Here's another thing, explained from the comment on the function that does the hackery:
This is a nasty little case that falls out of how I'm doing diffs: First the view diff runs, which detects changed track widths.  Then the block diff runs, which detects changed tracks.  Replaced tracks (remove old track, insert new one with default width, which as a new track should get the default width in all views) are not distinguishable from a merely altered track (which can look like remove old track, insert new one with the same width, and should keep its width in each view).  So what I do is assume that if there's an InsertTrack and a corresponding TrackView in view_tracks of the new state, it should get the width given in the view.
But wait!  There's more!  If it's a collapsed track then the track_view_width is not the visible width, so don't emit TrackWidth updates in that case.
Later on we have this other fun comment:
The track view info (widths) is in the View, while the track data itself (Tracklikes) is in the Block.  Since one track may have been added or deleted while another's width was changed, I have to run 'Seq.indexed_pairs' here with the Blocks' Tracklikes to pair up the the same Tracklikes before comparing their widths.  'i' will be the TrackNum index for the tracks pre insertion/deletion, which is correct since the view is diffed and its Updates run before the Block updates.  This also means it actually matters that updates are run in order.  This is a lot of subtlety just to detect width changes!
I don't often have 9 line comments to explain code, and when you see two in one file you know something has gone seriously wrong.

Of course these functions weren't originally there, but were written after seeing some odd behaviour, debugging until I barely understood the situation, and how to hack in workarounds so the odd behaviour would go away.

Now here's another one: loading a new block has messed up track widths.  It turns out the problem is that creating a new view has to default the track widths properly, from the View track widths if they are set, from the Block otherwise.

So, I'm getting rid of per-view track width.

Now, laid out like this, it's pretty obvious that either I'm organizing this data totally wrongly, or per-view track width is simply not worth it.  It's a stupid little almost useless feature with a stupid amount of code and debugging to support it.  But at the time, it was always one more little hack to support this little feature that seemed logical, and like it gave a more flexible UI.  If my code couldn't support the obvious behaviour, then my code was broken, not my expectations for the behaviour.  And a lot of the complexity was that it introduced a whole new possibility of per-view track data.  I already had per-block track data (mute, collapse, etc.) and per-view block data (selection, scroll, zoom, etc.), so per-view track data seemed logical enough.  The problem was that it never wound up being used for anything other than the stupid feature and it messed up the nice one dimensional containment hierarchy of track -> block -> view.  How much time did it take to implement and debug that?  I don't know, but it sure was gratifying to remove it.
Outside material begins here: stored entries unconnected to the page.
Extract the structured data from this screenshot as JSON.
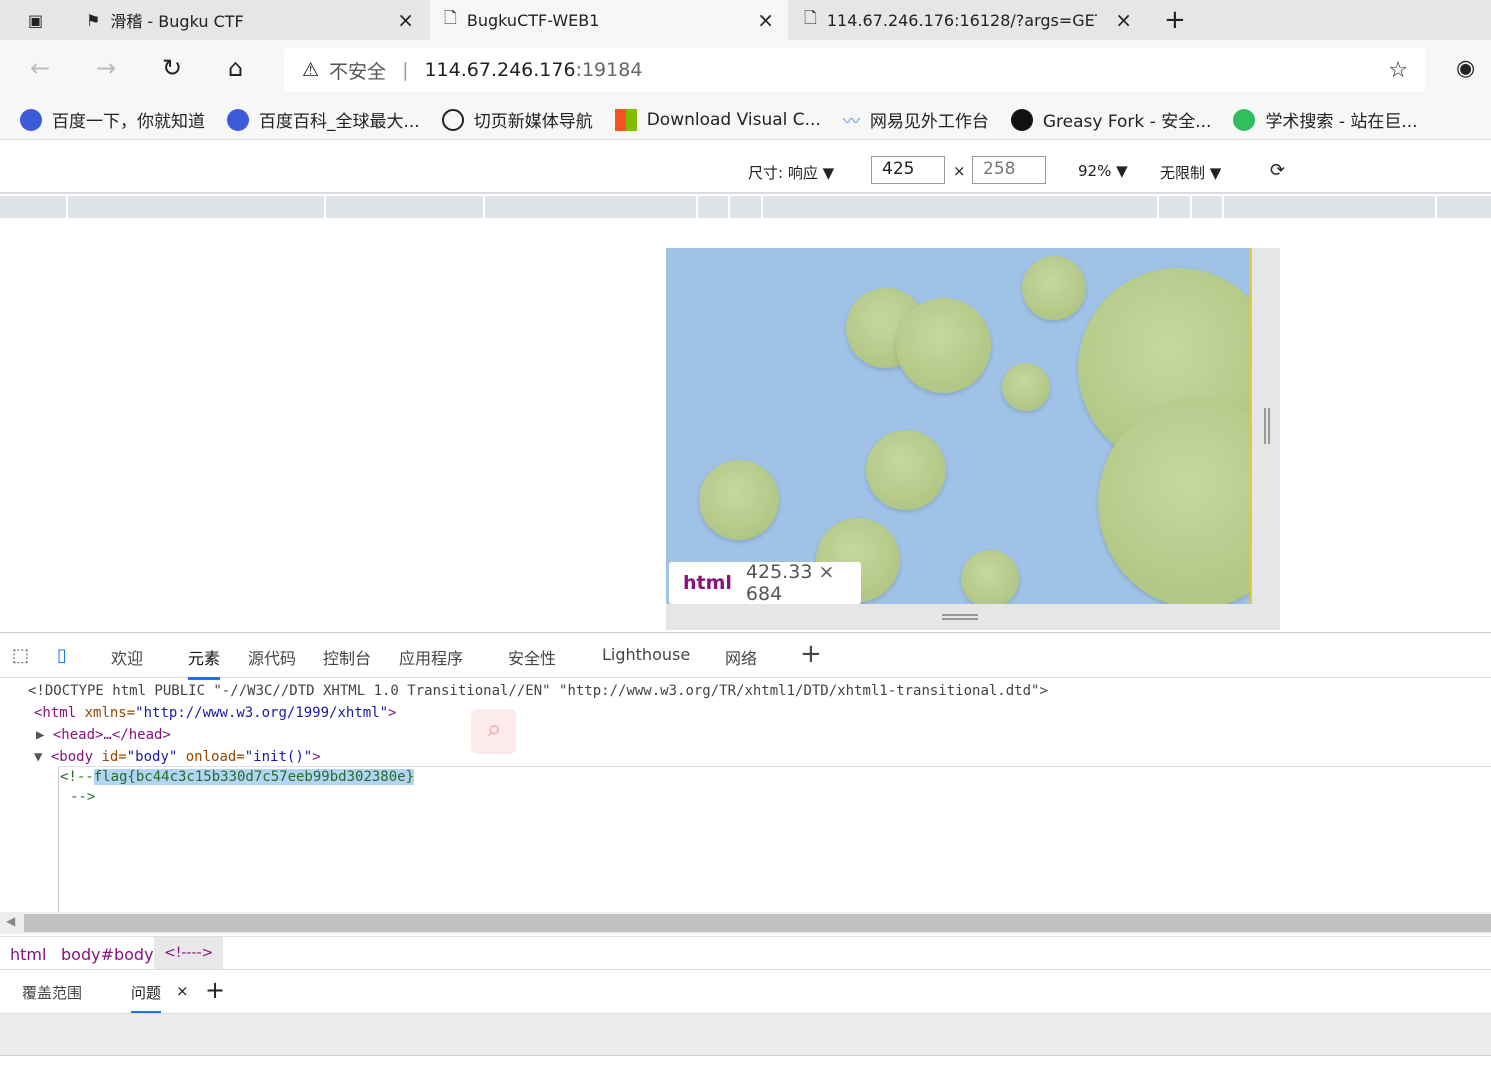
{
  "tabs": [
    {
      "title": "滑稽 - Bugku CTF"
    },
    {
      "title": "BugkuCTF-WEB1"
    },
    {
      "title": "114.67.246.176:16128/?args=GET"
    }
  ],
  "address": {
    "security": "不安全",
    "host": "114.67.246.176",
    "port": ":19184"
  },
  "bookmarks": [
    {
      "label": "百度一下，你就知道",
      "color": "#3b5bdb"
    },
    {
      "label": "百度百科_全球最大...",
      "color": "#3b5bdb"
    },
    {
      "label": "切页新媒体导航",
      "color": "#222"
    },
    {
      "label": "Download Visual C...",
      "color": "#f35325"
    },
    {
      "label": "网易见外工作台",
      "color": "#5aa0e6"
    },
    {
      "label": "Greasy Fork - 安全...",
      "color": "#111"
    },
    {
      "label": "学术搜索 - 站在巨...",
      "color": "#2fbf5f"
    }
  ],
  "device": {
    "size_label": "尺寸: 响应",
    "width": "425",
    "height": "258",
    "times": "×",
    "zoom": "92%",
    "throttle": "无限制"
  },
  "tooltip": {
    "tag": "html",
    "dims": "425.33 × 684"
  },
  "devtools_tabs": [
    "欢迎",
    "元素",
    "源代码",
    "控制台",
    "应用程序",
    "安全性",
    "Lighthouse",
    "网络"
  ],
  "code": {
    "doctype": "<!DOCTYPE html PUBLIC \"-//W3C//DTD XHTML 1.0 Transitional//EN\" \"http://www.w3.org/TR/xhtml1/DTD/xhtml1-transitional.dtd\">",
    "html_open": "<html",
    "html_attr": " xmlns=",
    "html_val": "\"http://www.w3.org/1999/xhtml\"",
    "head": "<head>…</head>",
    "body_open": "<body",
    "body_attr1": " id=",
    "body_val1": "\"body\"",
    "body_attr2": " onload=",
    "body_val2": "\"init()\"",
    "comment_start": "<!--",
    "flag": "flag{bc44c3c15b330d7c57eeb99bd302380e}",
    "comment_end": "-->"
  },
  "breadcrumbs": [
    "html",
    "body#body",
    "<!---->"
  ],
  "drawer_tabs": [
    "覆盖范围",
    "问题"
  ]
}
Also, I have sort of a philosophy that I want to be minimal in the sense of having few types, but maximal in the flexibility of how they can be combined.  So I have only Views, Blocks, Tracks, and Rulers.  But any number of Views can be open on one Block, the same Track can appear in any number of Blocks, there's no restriction of the placement or ordering of Rulers and Tracks (and Dividers), etc.  The c++ level doesn't understand any of this, it's totally flat, so haskell has to explicitly propagate a block change to all its views.

"Maximal" flexibility is a dangerous concept.

Go for "reasonably" flexible instead.


Post scriptum: after all the dust settled, the change got rid of about 80 lines.  And about 20 of those were comments.  But the comments were only huge because they were documenting around 20 lines of really icky stuff.  So it's a win!